Tehran and Muscat have for decades maintained close relations, a tradition that was upheld even after the 1979 Iranian Revolution.
Some concern had already been sparked by recent news of the sultan's deteriorating health after a long battle with colon cancer. The iconic mediator played an effective role in the most contentious Iran-related cases on the international stage, from the marathon nuclear negotiations between Tehran and world powers — which involved historic direct Iran-US talks — to the release of American prisoners over the years.
Under Qaboos, Oman managed to adhere to impartiality in its foreign policy and was sometimes called the “Middle East’s Switzerland.” Unlike Persian Gulf Arab states, Muscat maintained its support for Tehran at the height of tensions, which saw the Islamic Republic of Iran at odds with most of Washington’s regional allies. Iran appears to have understood and appreciated the value of such backing at a moment of crisis.
In a rare revelation in June 2015, Iran’s Supreme Leader Ayatollah Ali Khamenei alluded to Omani-mediated backchannel talks between Tehran and Washington without openly naming Qaboos: “One of the esteemed leaders in the region visited Tehran relaying the message from US President [Barack Obama] that they are willing to resolve the nuclear issue with Iran and lift the sanctions.”
In a sealed letter only opened after his death, the veteran mediator named his 65-year-old cousin and former culture minister, Haitham bin Tariq Al Said, as the successor to the throne. The new sultan was officially sworn in Jan. 11, and a cloud of uncertainty continues to shroud the trajectory of Iran-Oman relations.
The new leader is facing tough economic and foreign policy decisions, among other challenges. The country’s annual economic growth rate plummeted to a record negative 0.9% in 2017, down from a positive 5% only a year earlier. Muscat, at the same time, has to tackle security threats and keep itself immune to the flames of all-out conflicts in a combustive Middle East.
Representing the Islamic Republic, Foreign Minister Mohammad Javad Zarif attended Qaboos’ funeral and sat down with the new leader Jan. 12. Five days before the meeting, Zarif’s Omani counterpart, Yusuf bin Alawi, was in Tehran, a destination he has visited frequently in recent years. Alawi landed in the Iranian capital again Jan. 21, marking his first trip in the reign of the new sultan and in the aftermath of renewed US-Iran escalation triggered by the assassination of top Iranian commander, Maj. Gen. Qasem Soleimani. The US strike that killed Soleimani near the Baghdad International Airport prompted Tehran to retaliate with a missile strike on US facilities at Ain al-Assad Air Base in Iraq.
According to a senior diplomat with Iran’s Foreign Ministry, Muscat has proven its goodwill to Tehran during the course of yearslong friendly ties.
“After the assassination of Soleimani, the Omanis immediately contacted Iran, asking it to exercise restraint in its response to the attack,” he said. The diplomat, who requested anonymity, also told Al-Monitor of the Omani foreign minister’s latest mission in Tehran, where he conveyed a US offer for talks with the Islamic Republic.

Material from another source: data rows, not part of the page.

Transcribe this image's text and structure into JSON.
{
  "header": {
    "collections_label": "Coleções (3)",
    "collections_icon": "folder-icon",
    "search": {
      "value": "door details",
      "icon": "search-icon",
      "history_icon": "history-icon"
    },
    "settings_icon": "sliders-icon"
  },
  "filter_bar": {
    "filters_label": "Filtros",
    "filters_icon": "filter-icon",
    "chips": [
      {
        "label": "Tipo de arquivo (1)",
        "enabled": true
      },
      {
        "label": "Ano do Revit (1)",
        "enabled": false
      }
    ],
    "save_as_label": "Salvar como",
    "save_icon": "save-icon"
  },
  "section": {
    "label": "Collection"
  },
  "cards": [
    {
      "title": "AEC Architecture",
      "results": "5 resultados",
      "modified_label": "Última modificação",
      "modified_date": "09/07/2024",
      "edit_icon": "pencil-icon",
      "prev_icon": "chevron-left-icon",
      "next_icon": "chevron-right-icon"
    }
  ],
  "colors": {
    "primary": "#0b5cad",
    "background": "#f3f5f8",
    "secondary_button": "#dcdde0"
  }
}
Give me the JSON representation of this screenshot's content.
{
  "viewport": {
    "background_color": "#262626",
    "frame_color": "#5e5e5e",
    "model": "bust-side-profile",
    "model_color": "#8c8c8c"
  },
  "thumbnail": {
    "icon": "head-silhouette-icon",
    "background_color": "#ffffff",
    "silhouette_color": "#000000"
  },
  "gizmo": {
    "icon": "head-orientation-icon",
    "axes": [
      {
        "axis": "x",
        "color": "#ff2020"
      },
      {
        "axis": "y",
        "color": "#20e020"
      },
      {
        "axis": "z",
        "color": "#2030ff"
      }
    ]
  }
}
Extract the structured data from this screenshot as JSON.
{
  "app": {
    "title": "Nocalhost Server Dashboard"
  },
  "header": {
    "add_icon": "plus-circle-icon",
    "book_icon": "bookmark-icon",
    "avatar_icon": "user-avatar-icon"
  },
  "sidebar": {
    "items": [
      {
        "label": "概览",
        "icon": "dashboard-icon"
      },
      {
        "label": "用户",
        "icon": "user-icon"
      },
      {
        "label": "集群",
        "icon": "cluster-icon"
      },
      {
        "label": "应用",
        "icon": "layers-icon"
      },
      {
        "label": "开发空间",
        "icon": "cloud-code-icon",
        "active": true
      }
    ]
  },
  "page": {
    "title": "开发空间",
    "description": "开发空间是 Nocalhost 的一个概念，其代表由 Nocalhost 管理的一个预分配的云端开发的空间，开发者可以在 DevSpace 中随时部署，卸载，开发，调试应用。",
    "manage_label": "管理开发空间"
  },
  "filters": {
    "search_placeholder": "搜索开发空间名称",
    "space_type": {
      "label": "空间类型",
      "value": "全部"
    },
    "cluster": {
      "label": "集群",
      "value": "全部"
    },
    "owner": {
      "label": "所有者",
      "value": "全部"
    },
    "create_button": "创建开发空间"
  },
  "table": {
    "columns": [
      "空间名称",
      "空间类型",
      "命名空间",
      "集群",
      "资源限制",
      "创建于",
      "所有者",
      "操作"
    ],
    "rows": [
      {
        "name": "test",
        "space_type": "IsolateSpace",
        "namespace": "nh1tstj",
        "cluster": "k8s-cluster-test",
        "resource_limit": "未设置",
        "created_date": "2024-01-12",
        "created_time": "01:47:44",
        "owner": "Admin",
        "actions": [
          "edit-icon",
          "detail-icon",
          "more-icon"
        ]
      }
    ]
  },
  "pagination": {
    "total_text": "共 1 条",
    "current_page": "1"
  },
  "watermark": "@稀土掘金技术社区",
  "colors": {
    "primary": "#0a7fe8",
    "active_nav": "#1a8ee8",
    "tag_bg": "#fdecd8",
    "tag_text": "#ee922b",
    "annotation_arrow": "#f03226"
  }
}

“But no one in Tehran takes into serious consideration US willingness for negotiations,” the diplomat said, adding that such offers are interpreted by the Iranian leadership as more of a public relations gesture than a genuine desire to defuse tensions. “We told the Omanis, with all due respect, that given the current circumstances Iran does not see a minimum level of serious willingness on the part of the United States for de-escalation.”
Persian Gulf affairs analyst and journalist Kamran Karami discussed with Al-Monitor the question of whether Oman is likely to continue the style of mediation characteristic of Qaboos in Iran-involved issues.
“Unsurprisingly, Saudi Arabia and the United Arab Emirates will tend to make use of the new political order in Oman for their own interests,” Karami said. “In addition, given the economic challenges Oman’s new sultan is facing, it is likely that the country’s foreign policy will become less balanced in the years to come.”
Another variable to be taken into account in Oman’s foreign policy is the country’s traditional ties with the United Kingdom. With its divorce from the European Union now official, the UK could seek to strengthen its influence in the Middle East and, in turn, Oman’s foreign policy.
“Unfortunately, Tehran did not reap enough fruit from its cordial ties with Muscat during the reign of Sultan Qaboos,” former Iranian Ambassador to Jordan Nosratollah Tajik said in an interview with Al-Monitor. “We could have expanded economic ties with Oman to increase the interdependency.”
In spite of that, according to the retired diplomat, there is sufficient cultural, geopolitical, demographic and political common ground between the two that would make Muscat unlikely to change its friendly approach toward Tehran.
In its assessment of the new order in Oman, the Islamic Republic is expected to travel the extra mile to preserve the traditional amity, as it understands that regional rivals may not wait long before seeking to pull the new Omani government into their own club to intensify the already-mounting pressure on Tehran.